New California Child Sex Assault Law
Survivors of childhood sexual assault will now have more time to file lawsuits against abusers.
A new California law going into effect this year is extending the statute of limitations for childhood sexual assault lawsuits. The new law will give childhood assault survivors more time to file a lawsuit for the abuse, increase the amount of damages for some cases, and give victims who have lost cases due to the statute of limitations another chance.
California joins New York and New Jersey who have passed similar laws, meanwhile, Maine, Delaware, and Utah have completely gotten rid of civil statutes of limitations in these kinds of cases.
What Does the Law State?
Assembly Bill 218 was signed by Gov. Gavin Newsom back in October. Currently, the law states that survivors have to file a claim by the age of 26, the new law will push that deadline to the age of 40. It also gives adult survivors who have recently discovered their abuse, five years to sue. In addition to these changes, the law will also allow courts to triple the amount of damages awarded to a victim if their case included an attempted cover-up. Those cases will have the chance to be re-opened and tried again. The idea behind the law is that typically, sexual abuse survivors keep it a secret for years, out of shame or fear, especially when there is no concrete evidence, and as time goes by, they surpass the statute of limitations.
This is a major win for childhood sexual abuse advocates who have been pushing for this bill for decades. Supporters of the law say survivors of these types of crimes should not be running out of time before reporting abuse. The bill was also supported by gymnastics athletes who were victims of Larry Nassar, the former U.S. Olympic gymnastics doctor, who was accused of sexual abuse from more than 260 women and girls. Nassar was sentenced to 40 to 125 years in prison.

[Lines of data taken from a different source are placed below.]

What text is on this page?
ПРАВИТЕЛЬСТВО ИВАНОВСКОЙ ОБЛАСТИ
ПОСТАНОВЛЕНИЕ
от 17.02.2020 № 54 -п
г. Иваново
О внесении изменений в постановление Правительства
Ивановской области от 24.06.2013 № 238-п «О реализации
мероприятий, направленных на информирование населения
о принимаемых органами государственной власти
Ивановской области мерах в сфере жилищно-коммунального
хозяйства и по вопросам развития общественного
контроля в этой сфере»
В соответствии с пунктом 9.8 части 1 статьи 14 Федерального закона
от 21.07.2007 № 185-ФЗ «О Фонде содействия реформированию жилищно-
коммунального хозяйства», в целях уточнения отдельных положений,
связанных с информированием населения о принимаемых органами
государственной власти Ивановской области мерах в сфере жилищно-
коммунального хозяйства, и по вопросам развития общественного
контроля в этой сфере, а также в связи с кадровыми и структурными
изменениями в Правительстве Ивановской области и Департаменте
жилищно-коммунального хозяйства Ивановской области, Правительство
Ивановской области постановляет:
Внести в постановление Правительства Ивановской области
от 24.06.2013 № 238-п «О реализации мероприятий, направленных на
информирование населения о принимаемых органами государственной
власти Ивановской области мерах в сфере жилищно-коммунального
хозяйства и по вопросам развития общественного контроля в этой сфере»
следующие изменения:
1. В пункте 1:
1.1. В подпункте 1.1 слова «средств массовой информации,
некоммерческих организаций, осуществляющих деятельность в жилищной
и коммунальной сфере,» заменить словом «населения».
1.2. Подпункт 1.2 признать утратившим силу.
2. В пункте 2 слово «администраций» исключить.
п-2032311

On the opposing side, the California Civil Liberties Advocacy argued that the bill would “negatively impact civil defendants because of the availability and reliability of evidence diminishes over time.” They also claim the new law only supports the lawyer industry, instead of the interest of the abuse victims. Despite these arguments, supporters maintain that this is a huge step in the right direction when it comes to survivors coming forward and holding abusers accountable for their actions.
What Happens Next?
With the addition to the three-year “lookback window,” in old cases, we may see an influx of lawsuits, the effect that will have on the court system is yet to be seen. Despite the new opportunity for new cases to be filed, some attorneys say that evidence in cases that are more than 30 or 40 years old may have a hard time bringing in evidence, memories fade and it may be more difficult to win in court.
With limited evidence, this will give an upper hand to defense attorneys who use defenses such as, denying anything happened, claiming that act happened so long ago that the victim may now be confused as to who the abuser was and claiming the abuse was just made up if there is no concrete evidence.
When a similar bill was passed in New York state, more than 400 lawsuits were filed as a result of the law. The window for new lawsuits to be filed started January 1st, the alleged abuse had to have happened between 1988 and 2017.